Rusman mengatakan, kenaikan ekspor nonmigas diwarnai strategi pengusaha Indonesia yang memanfaatkan embargo produk China oleh Amerika Serikat. Keberadaan embargo tersebut menyebabkan ekspor tekstil dan produk tekstil (TPT) Indonesia ke Amerika meningkat selama semester lalu. `Produk TPT kita sudah memanfaatkan peluang embargo itu. Ada tiga produk TPT yang meningkat cukup besar, yakni barang rajutan sebesar 139 juta dollar AS, pakaian jadi tanpa rajutan 137 juta dollar AS, serta produk alas kaki yang meningkat 151 juta dollar AS,` katanya.
Prihatin
Di sisi impor, Rusman menyebutkan, realisasi Juni 2006 mencapai 5,67 miliar dollar AS atau meningkat 12 persen dibanding Mei. Namun, kenaikan impor selama semester I hanya 1,31 persen lebih tinggi dibanding periode sama tahun 2005 atau sebesar 28,84 miliar dollar AS. `Yang menyedihkan, kenaikan impor justru terjadi pada barang konsumsi, sementara bahan baku yang dapat diolah di dalam negeri, dan mendorong pertumbuhan ekonomi justru menurun. Rendahnya impor bahan baku akan berdampak pada industri manufaktur dalam tiga bulan mendatang,` katanya.

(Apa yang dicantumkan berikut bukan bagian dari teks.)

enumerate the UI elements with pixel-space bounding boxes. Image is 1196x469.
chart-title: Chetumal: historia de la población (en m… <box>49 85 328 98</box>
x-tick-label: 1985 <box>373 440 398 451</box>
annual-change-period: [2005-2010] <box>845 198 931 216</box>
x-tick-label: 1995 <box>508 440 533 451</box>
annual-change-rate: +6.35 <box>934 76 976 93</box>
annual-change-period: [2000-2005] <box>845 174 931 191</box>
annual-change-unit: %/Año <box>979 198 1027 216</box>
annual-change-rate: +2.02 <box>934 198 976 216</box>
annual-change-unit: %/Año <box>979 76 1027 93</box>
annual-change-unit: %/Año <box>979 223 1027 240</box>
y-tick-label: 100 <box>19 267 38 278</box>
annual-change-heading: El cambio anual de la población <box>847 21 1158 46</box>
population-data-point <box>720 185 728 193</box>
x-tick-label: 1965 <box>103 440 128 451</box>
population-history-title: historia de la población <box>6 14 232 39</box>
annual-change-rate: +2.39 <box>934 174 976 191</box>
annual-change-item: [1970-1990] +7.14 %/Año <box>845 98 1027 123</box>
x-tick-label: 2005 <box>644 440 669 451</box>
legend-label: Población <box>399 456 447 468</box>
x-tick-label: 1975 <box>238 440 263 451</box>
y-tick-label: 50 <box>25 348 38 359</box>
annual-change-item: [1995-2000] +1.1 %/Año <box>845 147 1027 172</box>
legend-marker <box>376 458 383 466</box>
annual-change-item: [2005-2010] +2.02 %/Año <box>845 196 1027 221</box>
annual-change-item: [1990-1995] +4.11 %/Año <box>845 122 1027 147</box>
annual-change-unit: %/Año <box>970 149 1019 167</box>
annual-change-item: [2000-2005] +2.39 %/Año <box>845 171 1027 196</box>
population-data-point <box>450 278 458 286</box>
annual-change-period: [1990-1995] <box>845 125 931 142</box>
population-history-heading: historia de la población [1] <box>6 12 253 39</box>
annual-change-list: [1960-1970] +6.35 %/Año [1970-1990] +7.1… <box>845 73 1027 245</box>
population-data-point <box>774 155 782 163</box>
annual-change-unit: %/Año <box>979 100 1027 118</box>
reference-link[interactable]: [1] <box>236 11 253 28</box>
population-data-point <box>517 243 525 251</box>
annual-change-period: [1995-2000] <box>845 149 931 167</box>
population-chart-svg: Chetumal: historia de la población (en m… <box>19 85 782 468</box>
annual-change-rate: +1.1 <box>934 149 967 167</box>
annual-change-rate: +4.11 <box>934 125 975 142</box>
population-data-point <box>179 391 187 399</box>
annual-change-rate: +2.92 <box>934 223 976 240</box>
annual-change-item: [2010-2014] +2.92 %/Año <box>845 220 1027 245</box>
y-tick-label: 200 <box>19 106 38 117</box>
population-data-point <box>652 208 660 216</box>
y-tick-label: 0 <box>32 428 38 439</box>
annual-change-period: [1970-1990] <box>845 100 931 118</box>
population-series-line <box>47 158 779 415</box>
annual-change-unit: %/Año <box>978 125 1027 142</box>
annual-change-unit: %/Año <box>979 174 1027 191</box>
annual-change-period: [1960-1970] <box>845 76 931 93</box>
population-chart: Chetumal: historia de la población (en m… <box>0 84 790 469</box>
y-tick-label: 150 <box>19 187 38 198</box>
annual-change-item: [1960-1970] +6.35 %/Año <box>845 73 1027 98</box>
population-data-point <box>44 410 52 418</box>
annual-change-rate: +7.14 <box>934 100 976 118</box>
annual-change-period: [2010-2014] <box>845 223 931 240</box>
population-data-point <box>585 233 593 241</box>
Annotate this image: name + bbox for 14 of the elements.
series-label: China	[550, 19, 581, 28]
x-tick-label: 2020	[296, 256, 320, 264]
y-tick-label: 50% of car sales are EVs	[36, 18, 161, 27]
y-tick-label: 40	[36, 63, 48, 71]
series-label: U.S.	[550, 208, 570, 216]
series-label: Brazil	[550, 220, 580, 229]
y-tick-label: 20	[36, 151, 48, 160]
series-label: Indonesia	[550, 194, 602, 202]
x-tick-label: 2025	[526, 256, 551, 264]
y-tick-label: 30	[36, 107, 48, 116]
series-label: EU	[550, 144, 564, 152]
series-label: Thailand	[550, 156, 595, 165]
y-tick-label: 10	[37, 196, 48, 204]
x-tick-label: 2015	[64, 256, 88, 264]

Selama semester I-2006, penurunan impor bahan baku terjadi pada kelompok besi dan baja, mesin dan pesawat mekanik, serta kendaraan dan bagiannya. Sementara peranan impor barang konsumsi dan barang modal dalam struktur impor Indonesia selama semester pertama meningkat dibandingkan periode sama tahun lalu. Barang konsumsi dari 7,6 persen naik menjadi 8,4 persen dan barang modal dari 14,21 persen menjadi 14,56 persen. Sebaliknya, peranan impor bahan baku atau penolong turun tipis dari 78,19 persen menjadi 77,04 persen.
Ekonom Bank Mandiri Martin Panggabean menilai, data perdagangan internasional itu menunjukkan arah perbaikan perekonomian Indonesia mulai semester kedua. `Kalau diperhatikan, sejak Mei ekspor sudah naik. Demikian pula impor yang sebagian besar merupakan impor bahan baku yang diperlukan untuk proses produksi. Perekonomian sudah bangkit pada Mei-Juni. Ke depan, tentu diharapkan lebih baik lagi,` ujarnya.
Harapan ini seiring kenaikan ekspor, penurunan tingkat inflasi dan tingkat suku bunga.
Surplus
Surplus Neraca Pembayaran Indonesia (NPI) selama triwulan II 2006 mencapai 3,3 miliar dollar AS. Dari sisi transaksi berjalan, surplus terjadi karena ekspor terus meningkat di tengah melambatnya impor. Surplus transaksi berjalan diperkirakan mencapai 1 miliar dollar AS. Meskipun terjadi aliran modal keluar yang cukup besar pada Mei 2006, neraca modal dan finansial tetap surplus signifikan.
BI mencatat sejumlah faktor yang berpotensi menurunkan kinerja NPI ke depan. Pertama, kecenderungan menurunnya impor bahan baku nonmigas dapat memperlambat pertumbuhan ekspor nonmigas. Kedua, semakin besarnya ketergantungan ekspor nonmigas pada komoditas berbasis sumber daya alam yang peka terhadap kendala produksi. Ketiga, mengingat komposisi aliran modal masuk lebih didominasi portofolio modal, perubahan stance kebijakan moneter AS dapat mempengaruhi lalu lintas modal.